Understanding where and how Nuu-chah-nulth values, knowledge and relationships can be upheld in rebuilding suuḥaa abundance by identifying community goals to inform both local and federal rebuilding plans.

GOALS

Engagement with rebuilding plans can look different based on community goals and capacity. Each workshop will be different; some examples could include: 

  1. Holding two-day workshops to identify community members’ dreams for suuhaa rebuilding, and technical goals needed to achieve them. 

  2. Conducting community interviews, in a larger gathering or in smaller groups, which could also involve creating language resources.

We are also open to suggestions for the best way to gather information with each community!

background

Current approaches to assessing ecosystem health and narrowly focused rebuilding plans informed only by western science do not work. Creating rebuilding plans informed by community values and priorities, nuučaan̓uł language and place names can help identify necessary actions to care for suuḥaa and the places which support them.
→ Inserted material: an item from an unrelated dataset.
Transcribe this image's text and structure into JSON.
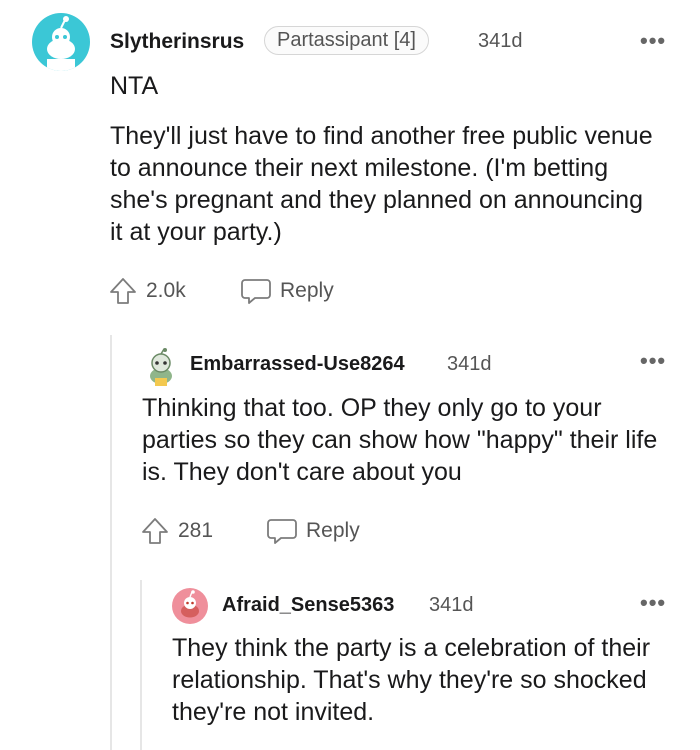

What we have learned so far

Rebuilding actions for suuḥaa must

  • be locally led, place-based and informed by intergenerational knowledge;

  • build on existing knowledge, a collaborative effort; no siloes, shared responsibility, data sovereignty and multigenerational work;

  • be proactive, to prevent decline instead of react to it;

  • learn lessons and take action, not wait until harm is understood to stop;

  • acknowledge that interaction and relationship lead to abundance;

  • see interconnection between suuḥaa health and river health, as no healing will happen in isolation; and

  • approach from different timescales, using both short- and long-term goals and solutions.

COMMUNITY CONSULTATION TOPICS

Topics of discussion for a Nuu-chah-nulth community meeting:

  • What does rebuilding look like to you?

  • What do abundance and sustainability look like to you?

  • What are your community’s values and principles around suuḥaa?

  • What are your community’s suuḥaa rebuilding priorities for the future?

  • What is working, what is not working?

  • What are you missing, what are the gaps in knowledge and information? 

  • How do organizations in your community’s ḥaḥuułii include Indigenous knowledge in their work? What are the gaps?

  • What lessons can be learned from historical practices and roles supporting suuḥaa abundance?

  • What traditional characteristics were used to determine the health of suuḥaa populations in the past?